Balanced Metrics and Chow Stability of Projective Bundles over K\"ahler Manifolds II

TL;DR

This paper extends previous results linking slope stability and Chow stability of projective bundles over Kähler manifolds by using Bergman kernel asymptotics to handle more general polarizations involving higher tensor powers.

Contribution

It generalizes the main theorem to include polarizations with higher tensor powers, broadening the scope of stability implications for projective bundles.

Findings

Established asymptotic expansion formulas for Bergman kernels on symmetric powers of vector bundles.

Proved that slope stability implies Chow stability for a wider class of polarizations.

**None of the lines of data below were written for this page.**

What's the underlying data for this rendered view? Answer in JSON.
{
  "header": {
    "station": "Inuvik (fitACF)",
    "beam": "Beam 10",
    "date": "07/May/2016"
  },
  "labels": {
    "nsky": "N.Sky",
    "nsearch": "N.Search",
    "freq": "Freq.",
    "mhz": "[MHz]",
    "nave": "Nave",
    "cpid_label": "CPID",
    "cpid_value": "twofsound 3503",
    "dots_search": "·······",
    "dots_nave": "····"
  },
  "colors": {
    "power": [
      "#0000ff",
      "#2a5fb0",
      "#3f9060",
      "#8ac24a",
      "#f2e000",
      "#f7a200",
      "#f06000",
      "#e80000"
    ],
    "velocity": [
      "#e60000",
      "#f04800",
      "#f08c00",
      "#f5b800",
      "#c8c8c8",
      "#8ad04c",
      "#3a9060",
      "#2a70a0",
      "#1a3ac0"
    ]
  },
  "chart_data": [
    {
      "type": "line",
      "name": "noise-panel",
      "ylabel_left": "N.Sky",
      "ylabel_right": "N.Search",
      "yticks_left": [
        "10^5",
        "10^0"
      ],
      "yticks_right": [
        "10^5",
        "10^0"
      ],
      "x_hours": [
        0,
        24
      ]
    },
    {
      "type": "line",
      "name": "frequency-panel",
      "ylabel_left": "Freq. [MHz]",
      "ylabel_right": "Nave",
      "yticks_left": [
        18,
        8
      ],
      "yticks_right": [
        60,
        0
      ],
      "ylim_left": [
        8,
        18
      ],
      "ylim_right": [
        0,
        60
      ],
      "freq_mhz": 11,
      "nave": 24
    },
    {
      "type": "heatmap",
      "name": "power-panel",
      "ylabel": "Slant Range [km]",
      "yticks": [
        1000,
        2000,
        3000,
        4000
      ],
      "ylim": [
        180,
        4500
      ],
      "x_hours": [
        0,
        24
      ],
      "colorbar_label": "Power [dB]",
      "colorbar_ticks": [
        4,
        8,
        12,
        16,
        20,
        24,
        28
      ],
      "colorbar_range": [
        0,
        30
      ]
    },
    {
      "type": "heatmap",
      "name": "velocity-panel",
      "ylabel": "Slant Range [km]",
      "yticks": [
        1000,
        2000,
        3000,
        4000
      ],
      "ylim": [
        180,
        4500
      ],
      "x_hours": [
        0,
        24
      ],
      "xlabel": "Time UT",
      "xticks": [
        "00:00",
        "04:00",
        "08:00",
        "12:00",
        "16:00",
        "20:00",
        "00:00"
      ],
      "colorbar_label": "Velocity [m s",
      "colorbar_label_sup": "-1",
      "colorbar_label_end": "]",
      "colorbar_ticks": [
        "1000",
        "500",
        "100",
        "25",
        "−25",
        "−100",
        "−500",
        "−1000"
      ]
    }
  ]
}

Extended stability results to cases with higher tensor powers of the tautological line bundle.

Abstract

In the previous article (\cite{S}), we proved that slope stability of a holomorphic vector bundle $E$ over a polarized manifold $(X,L)$ implies Chow stability of $(\mathbb{P}E^*,\mathcal{O}_{\mathbb{P}E^*}(1)\otimes \pi^* L^k)$ for $k \gg 0$ if the base manifold has no nontrivial holomorphic vector field and admits a constant scalar curvature metric in the class of $2\pi c_{1}(L)$. In this article using asymptotic expansions of Bergman kernel on $\textrm{Sym}^d E$, we generalize the main theorem of \cite{S} to polarizations $(\mathbb{P}E^*,\mathcal{O}_{\mathbb{P}E^*}(d)\otimes \pi^* L^k)$ for $k \gg 0$, where $d$ is a positive integer.